Viola jumped to her feet from where she’d been kneeling next to Nicholas and Celestia. “Take that back, you stupid sod, else I’ll run you through,” she threatened.
“With what?” Bertram laughed uneasily.
Sir Geoffrey stood next to Viola, his hand over the hilt of his sword. “I’ll do it, love,” he said. “I’ll not let anybody speak of our lady like that.”
Nicholas spoke so that all would hear. “My wife is no witch, and she is still out cold. Bertram, mind your tongue and apologize to the lady’s retainers, and to me.”
Would he? Nicholas watched the man carefully. Someone had been sabotaging their journey, and just possibly it was one of “his” own men.
“My apologies,” Sir Bertram bowed stiffly.
Viola and Sir Geoffrey stood down, and the tension refocused on Celestia. Forrester had taken off his cloak for an added blanket, and Petyr had bundled his own for use as a pillow.
Nicholas had no choice but to release her, which he did, as if she were precious porcelain from Asia. Why had he not thought to shield her from such a sight? And if it was true, and she’d seen inside his head, no wonder she’d fainted. Seeing those men tortured had catapulted him back to his time as a prisoner.
“I’m sorry, my lady,” he whispered into her hair. “I’ll never be good for you, will I?” What remained of his soul was too dark, too black, for one so full of light. For certes, Saint James would be hard-pressed to be kind to him, even if he brought him the baron, piece by piece, on an offering of gold. The sacred relic of Saint James the Apostle was gone.
This was no place for a lady of breeding, but he had no place else to go. His plan to leave immediately for Peregrine Castle was moot. He could not, in good conscience, leave her here among the haunted ruins of his childhood.
Forced into a position of leadership, he took a deep breath and sought to change that which he could hold on to. Souls and hearts and mysterious, intangible connections were more than he could handle.

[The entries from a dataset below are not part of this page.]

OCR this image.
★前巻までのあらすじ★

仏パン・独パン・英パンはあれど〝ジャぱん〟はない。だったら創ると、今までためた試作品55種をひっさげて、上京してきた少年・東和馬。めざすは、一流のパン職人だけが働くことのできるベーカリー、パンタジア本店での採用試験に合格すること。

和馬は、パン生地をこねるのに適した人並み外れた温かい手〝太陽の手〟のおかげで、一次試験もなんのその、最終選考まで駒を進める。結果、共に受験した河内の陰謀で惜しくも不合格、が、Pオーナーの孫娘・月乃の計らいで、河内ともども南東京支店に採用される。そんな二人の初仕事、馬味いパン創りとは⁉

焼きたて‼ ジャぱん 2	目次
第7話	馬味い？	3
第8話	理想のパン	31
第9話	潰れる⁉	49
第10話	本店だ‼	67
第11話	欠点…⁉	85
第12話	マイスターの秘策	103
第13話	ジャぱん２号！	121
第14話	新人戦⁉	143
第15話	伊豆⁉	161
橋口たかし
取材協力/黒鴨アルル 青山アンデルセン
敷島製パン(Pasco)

“Petyr, we must bury those men, and Stephan, too.” He swallowed a maniacal laugh. “I should have realized that this ‘gift’ from my father would be tainted. The ladies can’t sleep there, so we will have to make do with another evening outdoors.” He couldn’t even find a hard smile for the maids. “Just until we can find something habitable.”
“But—” Bess started to complain.
“We’ll do what needs to be done, my lord,” Viola cut in, rummaging through the vials in Celestia’s bag. “Susie fainted once, one of me friends, and,” she took the cork from various bottles and sniffed delicately. “I think my lady used,” Viola inhaled, “aye,” she scrunched her nose and nodded. “This is it. Turns out she was pregnant.” Viola blushed. “Susie, not my lady.”
Nicholas’s belly warmed at the immediate image of Celestia bearing his child, and he crushed the thought. “Now what?”
“A little pinch here, beneath each nostril, and we wait …”
The strong scents of ginger and black pepper made Nicholas’s eyes water, and apparently, the stink was enough to bring Celestia around.
“Ah, ah, ahcoooo!” Celestia sneezed, her upper body jerking forward so fast that Nicholas hadn’t time to get out of the way.
Her forehead thunked into his nose so hard he saw spots. She cried out, and he steadied her, grabbing her upper arms.
“You fainted,” he said.
“You’re bleeding,” she cried in alarm.
“You hit me.”
“Liar!” Her eyes flashed. “I would never do such a thing—unlike you, I keep my fists to myself.”
Everyone broke into relieved laughter, with Petyr’s being the loudest of all. His heart slowly returned to its normal beat, and Nicholas longed for nothing more than to hold her close again.
She became aware of their audience and flushed a brilliant red, even to the roots of her braided hair.